EL EMPRENDEDOR VS. EL IMPERIO FAMILIAR
Bloomberg, fundada por un financiero estadounidense, superó en los últimos años al anterior líder de la industria de información y análisis financiero, Thomson Reuters, la unión de dos grandes compañías de Canadá y Gran Bretaña.
Michael Bloomberg
71 años
Estadounidense
Alcalde de Nueva York desde 2001
Fundó Bloomberg LP en 1982
Se pagó la universidad con préstamos y trabajando en un estacionamiento. Obtuvo un MBA de Harvard. En 1966, entró al banco de inversión Salomon Brothers, donde ascendió hasta dirigir la división de ti. Tras la venta del banco en 1981, lo despidieron. Al año siguiente, lanzó su empresa de información financiera, que hoy es líder del mercado. Como alcalde, es un militante estricto contra las armas de fuego, los refrescos y el tabaco. La prensa estadounidense asegura que evalúa comprar el Financial Times. “Lo compro todos los días”, bromea el multimillonario.
David Thomson
54 años
Canadiense
Presidente de Thomson Reuters
Presidente de The Globe and Mail
Es el heredero de Thomson Corporation, un imperio mediático que arrancó en el siglo XIX e incluye el diario canadiense The Globe and Mail y medios británicos. Desde 2009, preside la compañía creada por la fusión con Reuters Group. Reuters arrancó en 1851, cuando el alemán Paul Reuter llevó a Londres su servicio de noticias financieras a través de palomas mensajeras y el telégrafo. Lanzó en 2010 la plataforma Eikon para competir con Bloomberg, pero este año necesitó una actualización para solucionar problemas de velocidad y performance.


UN EXCELENTE MAL NEGOCIO
Bloomberg no es principalmente una empresa de medios, pero su presencia en el sector —y la influencia política y pública que ésta le da— viene creciendo. Un paso importante fue su adquisición de la octogenaria revista BusinessWeek en 2009. Le sumó el poder de reporteo de sus 2,300 periodistas alrededor del mundo y un diseño irreverente e innovador para volver a darle vida a un título que venía en caída.

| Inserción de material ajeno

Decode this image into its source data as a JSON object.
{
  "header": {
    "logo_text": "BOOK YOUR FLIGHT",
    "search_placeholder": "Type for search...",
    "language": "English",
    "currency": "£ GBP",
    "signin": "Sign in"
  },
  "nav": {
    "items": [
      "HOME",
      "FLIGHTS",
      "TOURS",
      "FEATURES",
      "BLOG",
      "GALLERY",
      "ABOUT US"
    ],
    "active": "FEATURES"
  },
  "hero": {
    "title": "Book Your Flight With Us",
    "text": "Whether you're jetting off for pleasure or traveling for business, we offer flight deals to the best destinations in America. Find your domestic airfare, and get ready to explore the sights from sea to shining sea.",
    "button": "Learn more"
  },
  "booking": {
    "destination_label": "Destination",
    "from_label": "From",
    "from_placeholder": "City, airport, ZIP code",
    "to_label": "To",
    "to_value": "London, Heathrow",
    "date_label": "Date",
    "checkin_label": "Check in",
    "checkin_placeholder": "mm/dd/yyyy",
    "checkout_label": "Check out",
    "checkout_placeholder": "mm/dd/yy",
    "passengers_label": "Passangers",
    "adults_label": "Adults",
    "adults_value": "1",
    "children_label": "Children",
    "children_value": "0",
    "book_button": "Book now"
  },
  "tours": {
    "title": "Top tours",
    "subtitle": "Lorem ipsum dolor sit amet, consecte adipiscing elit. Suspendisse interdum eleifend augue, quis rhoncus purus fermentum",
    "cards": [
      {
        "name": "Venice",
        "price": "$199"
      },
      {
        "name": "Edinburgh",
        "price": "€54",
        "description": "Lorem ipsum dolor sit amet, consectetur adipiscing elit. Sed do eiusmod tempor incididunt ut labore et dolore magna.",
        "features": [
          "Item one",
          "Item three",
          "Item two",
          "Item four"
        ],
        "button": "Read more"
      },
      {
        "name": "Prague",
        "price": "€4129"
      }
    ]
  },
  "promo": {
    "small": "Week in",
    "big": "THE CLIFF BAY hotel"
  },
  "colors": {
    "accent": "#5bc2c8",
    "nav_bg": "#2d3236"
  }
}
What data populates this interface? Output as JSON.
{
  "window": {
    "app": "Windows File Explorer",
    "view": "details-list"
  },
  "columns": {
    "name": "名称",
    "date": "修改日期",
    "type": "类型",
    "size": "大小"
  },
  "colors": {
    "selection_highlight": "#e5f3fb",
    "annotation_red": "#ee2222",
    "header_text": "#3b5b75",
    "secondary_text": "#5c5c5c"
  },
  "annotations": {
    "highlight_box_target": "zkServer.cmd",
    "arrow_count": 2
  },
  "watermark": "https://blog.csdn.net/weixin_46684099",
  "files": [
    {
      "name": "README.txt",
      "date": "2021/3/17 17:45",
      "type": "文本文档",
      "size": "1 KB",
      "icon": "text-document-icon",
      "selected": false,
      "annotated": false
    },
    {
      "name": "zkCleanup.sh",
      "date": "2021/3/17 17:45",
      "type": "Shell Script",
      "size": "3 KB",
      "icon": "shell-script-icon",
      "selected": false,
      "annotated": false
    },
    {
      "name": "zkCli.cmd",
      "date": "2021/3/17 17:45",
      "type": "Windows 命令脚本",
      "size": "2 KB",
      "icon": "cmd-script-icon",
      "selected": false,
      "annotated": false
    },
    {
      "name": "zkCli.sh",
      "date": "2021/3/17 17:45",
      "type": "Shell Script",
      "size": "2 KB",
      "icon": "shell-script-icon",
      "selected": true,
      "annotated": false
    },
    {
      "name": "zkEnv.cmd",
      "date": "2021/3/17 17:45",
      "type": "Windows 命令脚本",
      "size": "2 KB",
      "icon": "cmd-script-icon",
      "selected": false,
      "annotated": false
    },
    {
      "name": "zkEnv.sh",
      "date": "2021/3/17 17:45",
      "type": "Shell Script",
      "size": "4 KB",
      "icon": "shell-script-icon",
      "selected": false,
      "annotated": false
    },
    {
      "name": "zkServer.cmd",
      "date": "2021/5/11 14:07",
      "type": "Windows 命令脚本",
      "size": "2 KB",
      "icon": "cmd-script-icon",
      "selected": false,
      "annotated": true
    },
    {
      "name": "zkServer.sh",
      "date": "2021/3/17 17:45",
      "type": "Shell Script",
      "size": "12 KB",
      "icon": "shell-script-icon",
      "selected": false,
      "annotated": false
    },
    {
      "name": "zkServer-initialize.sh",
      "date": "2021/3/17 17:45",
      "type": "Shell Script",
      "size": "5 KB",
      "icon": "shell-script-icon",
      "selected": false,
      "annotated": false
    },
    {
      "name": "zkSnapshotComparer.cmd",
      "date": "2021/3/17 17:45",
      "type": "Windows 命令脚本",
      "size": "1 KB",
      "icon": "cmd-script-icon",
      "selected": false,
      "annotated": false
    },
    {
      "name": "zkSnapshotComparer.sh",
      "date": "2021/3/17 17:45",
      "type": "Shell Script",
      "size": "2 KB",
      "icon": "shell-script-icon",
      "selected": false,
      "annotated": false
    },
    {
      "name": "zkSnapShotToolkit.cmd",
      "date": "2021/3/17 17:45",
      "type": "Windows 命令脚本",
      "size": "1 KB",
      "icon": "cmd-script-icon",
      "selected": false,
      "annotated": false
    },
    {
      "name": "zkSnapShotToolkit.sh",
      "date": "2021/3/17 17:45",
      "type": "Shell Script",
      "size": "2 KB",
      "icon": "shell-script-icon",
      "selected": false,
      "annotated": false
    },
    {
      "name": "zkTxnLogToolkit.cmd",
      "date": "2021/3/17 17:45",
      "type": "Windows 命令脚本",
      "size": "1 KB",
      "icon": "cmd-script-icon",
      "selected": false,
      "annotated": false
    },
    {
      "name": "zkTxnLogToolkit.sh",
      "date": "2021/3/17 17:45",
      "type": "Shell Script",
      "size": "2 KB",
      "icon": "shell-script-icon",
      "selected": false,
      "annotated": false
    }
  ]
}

Peter Grauer admite que la revista sigue perdiendo dinero (aunque dice que es menos que antes). Pero destaca que su tirada de 900,000 ejemplares y más de cuatro millones de lectores le traen beneficios adicionales: “La meta final es que queremos que se mantenga sola. Pero transmite su reputación a toda la marca y nos ayuda a construir una imagen, en especial más allá de la comunidad de servicios financieros. Nos ha dado acceso a más gente”.